С Готье мигом слетело равнодушие, и он оглядел своего соседа с интересом.
– Из Шазе? Что рядом с Сен-Обен-де-Буа?
– Ты там бывал?
– Нет. Но у себя в Нормандии я знал одну девчонку, она была из ваших мест. Англичане, разграбив деревню, взяли ее в свой обоз, потому что она была красивая. Так она и шла за ними с другими шлюхами, но ей было так страшно, что она немного свихнулась. У нее появилась навязчивая идея – хотела непременно вернуться домой. И как-то ночью попыталась бежать, а один из лучников выстрелил ей вдогонку. Я нашел ее на заре у большого дуба, из плеча у нее торчала стрела. Я, понятно, унес ее в свою хижину и стал лечить, но было слишком поздно. Она умерла на следующую ночь, у меня на руках. Звали ее Коломб… Бедняжка! Мало ей оставалось жить, но весь день, умирая, она без умолку говорила о своем Шазе… «Несколько домишек под бескрайним небом, – говорила она, – а вокруг бесконечные поля».
– Сейчас остались только поля и небо, – прошептал с горечью человек в красном, – да еще остатки почерневших стен. Англичане сожгли эту крохотную деревушку, которая посмела хранить верность королю Карлу и считать Жанну – Орлеанскую Деву святой. Мои родители погибли в пламени пожара, но я знаю, что Шазе возродится из праха и что я обязательно вернусь туда.

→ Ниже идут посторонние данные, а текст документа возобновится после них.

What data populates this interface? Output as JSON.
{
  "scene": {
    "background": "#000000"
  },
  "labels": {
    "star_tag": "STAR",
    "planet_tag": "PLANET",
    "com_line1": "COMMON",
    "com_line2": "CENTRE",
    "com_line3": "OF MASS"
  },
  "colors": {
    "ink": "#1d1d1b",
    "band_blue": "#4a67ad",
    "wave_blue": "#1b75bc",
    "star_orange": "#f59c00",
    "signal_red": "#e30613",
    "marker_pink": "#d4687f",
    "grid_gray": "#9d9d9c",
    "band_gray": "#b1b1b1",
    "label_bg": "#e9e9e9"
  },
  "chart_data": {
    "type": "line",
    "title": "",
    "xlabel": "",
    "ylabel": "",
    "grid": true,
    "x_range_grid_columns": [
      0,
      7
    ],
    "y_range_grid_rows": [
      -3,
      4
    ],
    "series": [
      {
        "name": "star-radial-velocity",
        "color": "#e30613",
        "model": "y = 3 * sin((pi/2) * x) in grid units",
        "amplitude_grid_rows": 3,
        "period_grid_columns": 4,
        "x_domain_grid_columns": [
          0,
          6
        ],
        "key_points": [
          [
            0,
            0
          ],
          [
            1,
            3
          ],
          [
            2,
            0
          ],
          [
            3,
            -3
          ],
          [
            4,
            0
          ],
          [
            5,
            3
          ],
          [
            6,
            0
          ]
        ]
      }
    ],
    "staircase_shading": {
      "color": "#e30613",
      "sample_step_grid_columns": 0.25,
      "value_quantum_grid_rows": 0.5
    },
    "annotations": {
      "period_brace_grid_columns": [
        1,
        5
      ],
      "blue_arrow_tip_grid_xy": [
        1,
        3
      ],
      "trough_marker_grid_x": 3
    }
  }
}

Катрин слушала с возрастающим интересом. С момента ухода из Лувьера она задавалась вопросом, какой была прошлая жизнь Готье. Рассказанная им история немного приоткрывала покров тайны, окутывавшей ее необычного спутника, и усиливала симпатию, которую она ощутила инстинктивно. В нем угадывалось врожденное благородство, истинное великодушие. Она сама могла в этом убедиться, увидев, как он ринулся на помощь нормандским прачкам. И она легко могла представить, как нежно он ухаживал за умирающей девушкой, приняв ее последний вздох и облегчив предсмертные страдания. Сара могла говорить что угодно: этому странному человеку можно было доверять. Он был надежен и чрезвычайно привлекателен.